On 17 March 2020, Simon Stevens NHS CEO and Amanda Pritchard NHS COO wrote:
Last night the Government announced additional measures to seek to reduce the spread across the country. It is essential these measures succeed. However as the outbreak intensifies over the coming days and weeks, the evidence from other countries and the advice from SAGE and the Chief Medical Officer is that at the peak of the outbreak the NHS will still come under intense pressure.
This letter therefore sets out important actions we are now asking every part of the NHS to put in place to redirect staff and resources, building on multiple actions already in train.
....
Community health providers must take immediate full responsibility for urgent discharge of all eligible patients identified by acute providers on a discharge list. For those needing social care, emergency legislation before Parliament this week will ensure that eligibility assessments do not delay discharge. New government funding for these discharge packages and to support the supply and resilience of out-of-hospital care more broadly is being made available. (See section 6f of this letter).
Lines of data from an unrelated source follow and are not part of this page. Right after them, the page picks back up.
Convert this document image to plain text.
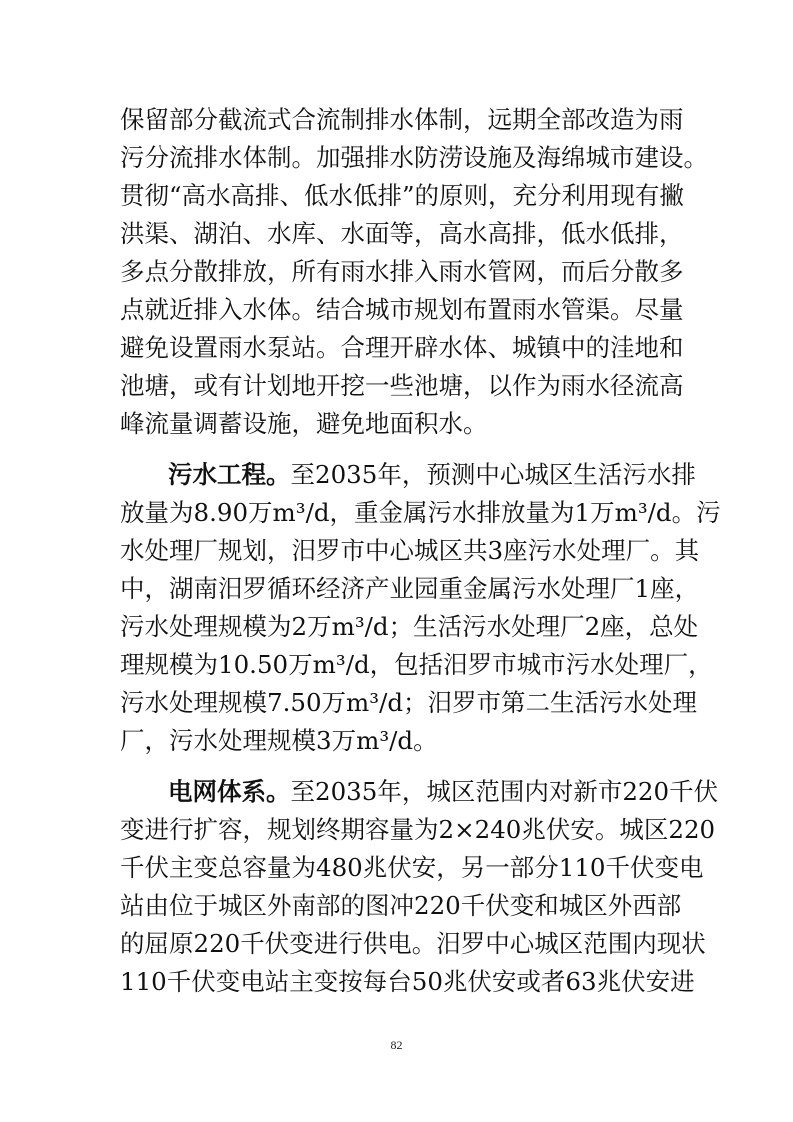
保留部分截流式合流制排水体制，远期全部改造为雨
污分流排水体制。加强排水防涝设施及海绵城市建设。
贯彻“高水高排、低水低排”的原则，充分利用现有撇
洪渠、湖泊、水库、水面等，高水高排，低水低排，
多点分散排放，所有雨水排入雨水管网，而后分散多
点就近排入水体。结合城市规划布置雨水管渠。尽量
避免设置雨水泵站。合理开辟水体、城镇中的洼地和
池塘，或有计划地开挖一些池塘，以作为雨水径流高
峰流量调蓄设施，避免地面积水。
污水工程。至2035年，预测中心城区生活污水排
放量为8.90万m³/d，重金属污水排放量为1万m³/d。污
水处理厂规划，汨罗市中心城区共3座污水处理厂。其
中，湖南汨罗循环经济产业园重金属污水处理厂1座，
污水处理规模为2万m³/d；生活污水处理厂2座，总处
理规模为10.50万m³/d，包括汨罗市城市污水处理厂，
污水处理规模7.50万m³/d；汨罗市第二生活污水处理
厂，污水处理规模3万m³/d。
电网体系。至2035年，城区范围内对新市220千伏
变进行扩容，规划终期容量为2×240兆伏安。城区220
千伏主变总容量为480兆伏安，另一部分110千伏变电
站由位于城区外南部的图冲220千伏变和城区外西部
的屈原220千伏变进行供电。汨罗中心城区范围内现状
110千伏变电站主变按每台50兆伏安或者63兆伏安进
82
Trusts and CCGs will need to work with local authority partners to ensure that additional capacity is appropriately commissioned. This could potentially free up to 15,000 acute beds currently occupied by patients awaiting discharge or with lengths of stay over 21 days.
We all know that care home staff were hung out to dry with no warning, no training and no PPE by a government which had known about asymptomatic transmission for two months.